Operation Coburg (24 January − 1 March 1968) was an Australian and New Zealand military action during the Vietnam War.
The operation saw heavy fighting between the 1st Australian Task Force (1 ATF) and North Vietnamese Army and Viet Cong forces during the wider fighting around Long Binh and Bien Hoa.
American and South Vietnamese intelligence reports had indicated that an imminent communist offensive during the Tet New Year festival was likely, and in response the Australians and New Zealanders were deployed away from their base in Phuoc Tuy Province to bolster American and South Vietnamese forces defending the Long Binh–Bien Hoa complex north-east of Saigon.
1 ATF deliberately established fire support bases astride the communist lines of communication in the vicinity of the village of Trang Bom, expecting that they would attempt to destroy them.
The Australians subsequently clashed with the Viet Cong during early patrols in Area of operations (AO) Columbus, while later Fire Support Base (FSB) Andersen was repeatedly subjected to major ground assaults.

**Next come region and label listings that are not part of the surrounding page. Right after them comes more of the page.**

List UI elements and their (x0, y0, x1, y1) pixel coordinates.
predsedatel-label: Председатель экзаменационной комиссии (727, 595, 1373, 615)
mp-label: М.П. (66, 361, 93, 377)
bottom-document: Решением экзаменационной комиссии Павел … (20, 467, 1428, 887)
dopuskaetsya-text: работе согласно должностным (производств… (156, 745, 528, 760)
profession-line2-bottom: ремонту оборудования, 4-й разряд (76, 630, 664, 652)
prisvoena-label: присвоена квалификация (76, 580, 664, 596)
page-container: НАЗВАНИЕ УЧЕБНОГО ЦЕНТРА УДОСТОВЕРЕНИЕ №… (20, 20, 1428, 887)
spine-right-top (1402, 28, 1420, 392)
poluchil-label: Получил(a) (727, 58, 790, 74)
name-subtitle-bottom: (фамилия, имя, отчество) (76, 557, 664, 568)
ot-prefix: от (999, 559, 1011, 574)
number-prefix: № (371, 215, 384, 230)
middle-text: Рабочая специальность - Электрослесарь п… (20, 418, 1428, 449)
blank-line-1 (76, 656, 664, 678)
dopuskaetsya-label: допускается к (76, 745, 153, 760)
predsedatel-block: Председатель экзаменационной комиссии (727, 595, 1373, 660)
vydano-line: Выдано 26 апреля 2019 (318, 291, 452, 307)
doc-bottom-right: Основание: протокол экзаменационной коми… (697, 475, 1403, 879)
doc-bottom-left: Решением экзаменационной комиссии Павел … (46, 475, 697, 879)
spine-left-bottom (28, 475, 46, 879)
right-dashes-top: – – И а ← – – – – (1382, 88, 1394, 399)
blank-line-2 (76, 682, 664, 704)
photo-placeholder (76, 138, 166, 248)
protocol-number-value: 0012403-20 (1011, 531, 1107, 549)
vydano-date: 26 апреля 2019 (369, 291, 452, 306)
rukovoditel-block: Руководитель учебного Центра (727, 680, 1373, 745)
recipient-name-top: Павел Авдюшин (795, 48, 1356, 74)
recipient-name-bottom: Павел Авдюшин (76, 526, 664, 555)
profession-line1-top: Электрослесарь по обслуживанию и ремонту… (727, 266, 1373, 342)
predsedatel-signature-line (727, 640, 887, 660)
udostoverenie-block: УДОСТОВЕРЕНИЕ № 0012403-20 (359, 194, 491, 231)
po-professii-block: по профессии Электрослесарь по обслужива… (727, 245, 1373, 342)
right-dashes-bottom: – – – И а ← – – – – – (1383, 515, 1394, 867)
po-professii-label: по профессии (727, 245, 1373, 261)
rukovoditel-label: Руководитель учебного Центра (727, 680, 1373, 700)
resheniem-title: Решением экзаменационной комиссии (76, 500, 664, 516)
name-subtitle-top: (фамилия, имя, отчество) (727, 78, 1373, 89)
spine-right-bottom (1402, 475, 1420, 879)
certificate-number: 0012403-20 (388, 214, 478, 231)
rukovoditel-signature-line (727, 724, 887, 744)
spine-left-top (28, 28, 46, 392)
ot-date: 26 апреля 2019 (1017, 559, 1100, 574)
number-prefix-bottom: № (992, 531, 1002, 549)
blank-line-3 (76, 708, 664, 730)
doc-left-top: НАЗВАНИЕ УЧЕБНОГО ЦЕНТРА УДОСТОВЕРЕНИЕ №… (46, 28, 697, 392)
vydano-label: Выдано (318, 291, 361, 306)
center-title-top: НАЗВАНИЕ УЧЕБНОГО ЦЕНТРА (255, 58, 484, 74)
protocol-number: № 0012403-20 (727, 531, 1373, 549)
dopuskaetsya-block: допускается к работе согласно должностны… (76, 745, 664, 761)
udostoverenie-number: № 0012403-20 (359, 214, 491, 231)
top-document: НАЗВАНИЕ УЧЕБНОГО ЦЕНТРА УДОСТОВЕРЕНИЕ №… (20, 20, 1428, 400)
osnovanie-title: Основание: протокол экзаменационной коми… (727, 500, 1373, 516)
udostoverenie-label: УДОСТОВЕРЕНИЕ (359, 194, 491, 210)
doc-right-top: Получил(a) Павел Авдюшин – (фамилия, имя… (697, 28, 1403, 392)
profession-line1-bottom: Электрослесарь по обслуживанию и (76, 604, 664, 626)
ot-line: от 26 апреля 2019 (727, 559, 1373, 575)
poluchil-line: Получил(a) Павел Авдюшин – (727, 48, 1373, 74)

Although the operation was mounted too late to prevent the attacks on Saigon, the Australians and New Zealanders successfully disrupted the communist lines of communication, limiting their freedom of manoeuvre to attack the Long Binh–Bien Hoa complex, while they were also able to successfully interdict their withdrawal, causing heavy casualties.
The operation was also significant as it was the first deployment of 1 ATF outside its Tactical Area of Responsibility (TAOR) in Phuoc Tuy, and in this it set a precedent for later operations outside the province.
Meanwhile, the remaining Australian forces in Phuoc Tuy Province also successfully repelled repeated Viet Cong attacks against Ba Ria and Long Dien, as part of the Tet Offensive that had engulfed population centres across South Vietnam.